A federal appeals court Thursday cleared the way for the National Football League to enforce a six-game suspension against Dallas Cowboys running back Ezekiel Elliott over a domestic violence case.
The 5th Circuit Court of Appeals in New Orleans ruled 2-1 to vacate a preliminary injunction issued to the NFL Players Association by a federal judge last month.
Elliott was originally suspended by NFL Commissioner Roger Goodell in August after the league concluded he had several physical confrontations last summer with his former girlfriend, Tiffany Thompson. Prosecutors in Ohio didn't pursue the case, citing conflicting evidence.
In issuing the injunction, U.S. District Judge Amos Mazzant agreed with NFL players' union attorneys who argued that the investigation of the allegations in Ohio and a subsequent appeal were unfair to Elliott, one of the league's standout running backs.
The NFL countered that it followed procedures under the league's labor deal and that the union improperly filed a lawsuit before the appeals process was complete.
But the appeals court ruled Thursday that Mazzant had no jurisdiction over the matter and ordered the Eastern District of Texas to dismiss the case.
In a statement, the NFLPA said it was "reviewing the decision and considering all options."
"The appellate court decision focuses on the jurisdictional issues," the statement added. "The failures of due process by the NFL articulated in the district court's decision were not addressed."
The most likely destination for further legal challenges from players' union attorneys representing Elliott is with the Southern District of New York. The NFL filed in that federal court after Elliott's NFL appeal was denied by arbitrator Harold Henderson last month.
Last year's NFL rushing leader as a rookie, Elliott's legal team filed the lawsuit on his behalf in the Eastern District of Texas before Henderson had rejected the appeal.
The NFL had already agreed to let Elliott play in the opener before Elliott's request for an injunction was granted by Mazzant in Sherman, north of Dallas. Henderson ruled against Elliott the same day Mazzant heard arguments over the injunction.
The NFL filed in the New York court because it is the home of league headquarters and was the site of Elliott's appeal hearing with Henderson.
The league won the "Deflategate" decision in the New York court, leading to New England quarterback Tom Brady serving his four-game suspension a year after it was originally imposed. A federal judge had put Brady's suspension on hold.
In the Elliott case, league attorneys wrote to the 5th Circuit that the union's lawsuit had resulted in "hopelessly doomed proceedings" that shouldn't continue.

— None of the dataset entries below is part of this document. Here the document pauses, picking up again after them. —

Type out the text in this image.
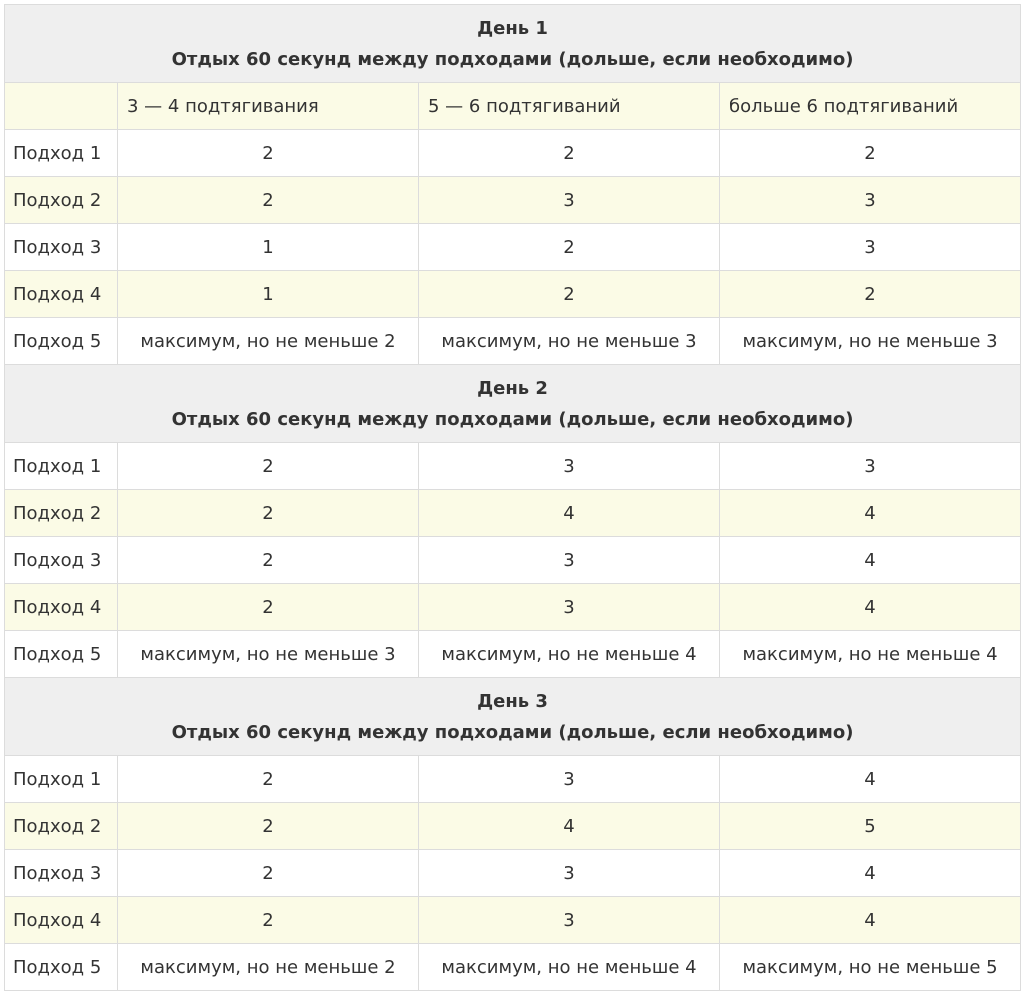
День 1
Отдых 60 секунд между подходами (дольше, если необходимо)			

	3 — 4 подтягивания	5 — 6 подтягиваний	больше 6 подтягиваний
Подход 1	2	2	2
Подход 2	2	3	3
Подход 3	1	2	3
Подход 4	1	2	2
Подход 5	максимум, но не меньше 2	максимум, но не меньше 3	максимум, но не меньше 3

День 2
Отдых 60 секунд между подходами (дольше, если необходимо)			

Подход 1	2	3	3
Подход 2	2	4	4
Подход 3	2	3	4
Подход 4	2	3	4
Подход 5	максимум, но не меньше 3	максимум, но не меньше 4	максимум, но не меньше 4

День 3
Отдых 60 секунд между подходами (дольше, если необходимо)			

Подход 1	2	3	4
Подход 2	2	4	5
Подход 3	2	3	4
Подход 4	2	3	4
Подход 5	максимум, но не меньше 2	максимум, но не меньше 4	максимум, но не меньше 5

According to the letter Elliott received informing him of the suspension, the NFL believed he used "physical force" three times over five days in a Columbus, Ohio, apartment last July resulting in injuries to Thompson's face, neck, shoulders, arms, hands, wrists, hips and knees.
Elliott, 22, has repeatedly denied any wrongdoing.
If Elliott's legal team can't put the suspension on hold again, it will begin Oct. 22 at San Francisco. Elliott played the first five games while the case was in the courts.
The second-year running back out of Ohio State has recorded 424 all-purpose yards and scored three touchdowns.
The Associated Press contributed to this report.